国家を問うことなく現実の問題に向かえば、行き着く先はファシズムかまたは保守政党の政権たらい回しである。民主党の「躍進」は、いいかえれば国家主義的保守主義が議会の9割方を占めたということである。これでもだめなら次はファシズム。アメリカはまだファシズムの経験がないだけにその危険性が大きい。

  国家という存在が、土地や仕事や隣人を慈しむ心を国家への愛にすり替え産業と戦争に人民を駆り立ててきた。国家という機構が戦争や対立や抗争を生み出した。人類史における国家は、古代奴隷制から封建制へ。そして資本主義へ。それが現代では独占と帝国主義国家へと上りつめた。こうして国家は頂点に達し、らん熟した。しかし資本自身が脱国家である。

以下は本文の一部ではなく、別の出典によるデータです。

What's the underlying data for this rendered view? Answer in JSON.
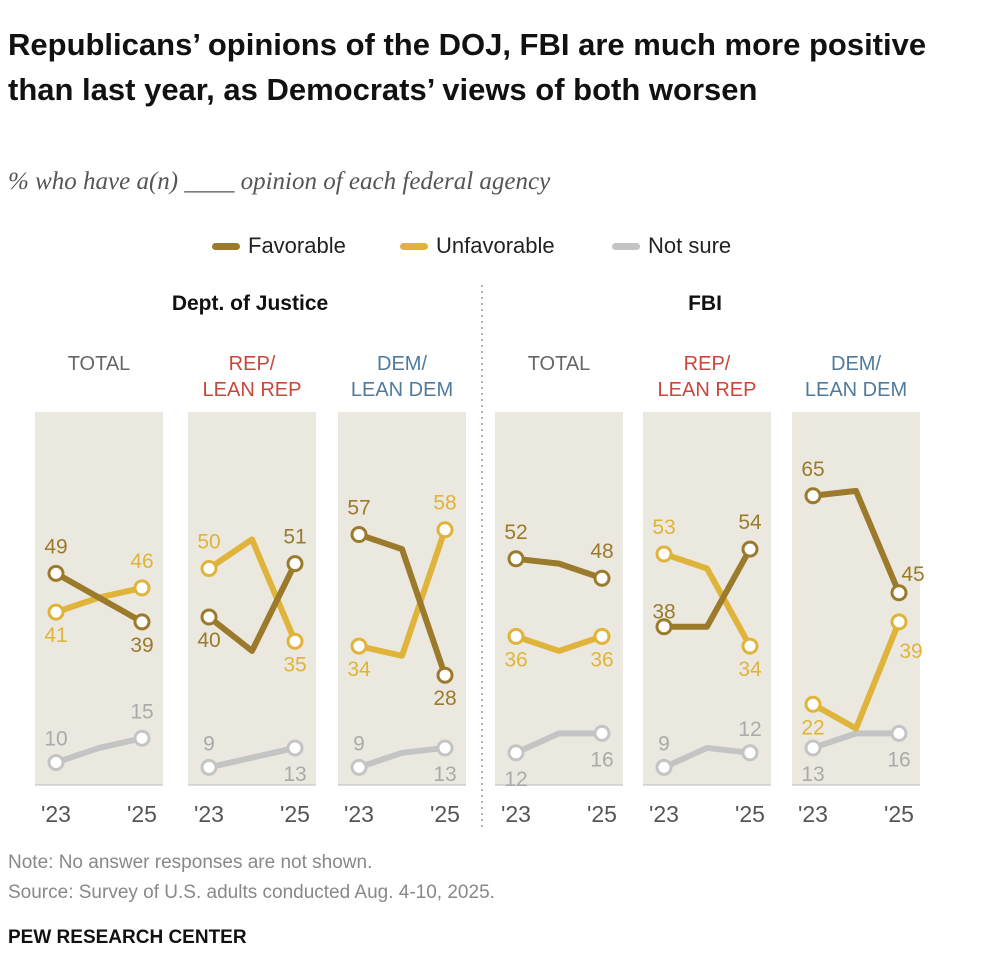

資本自身が国家を超え、世界規模の矛盾に陥る。結果、国家自体はますます腐敗し、その機能を失いつつある。

  このとき、今を生きるわれわれがなすべきことは何か。何を後の世代に残し伝えるのか。経済と国家は方法であって目的ではない。これをはっきりとおさえよう。国がどうあれまずわれわれの生活と人生だ。働き人の人間性と心、これが第一であり、人間の価値は力をあわせた生産の場にしかないことを明確にしよう。このような協働性をなし得るところから拡げよう。考えよう。現実を批判する力を育てよう。肝心なことを見ぬく力を育てよう。

  新しい時代を準備しよう。これまで固有性を握ってきたのは資本の側である。これからはわれわれが固有性を握らなければならない。根のある変革思想、これは歴史の要求である。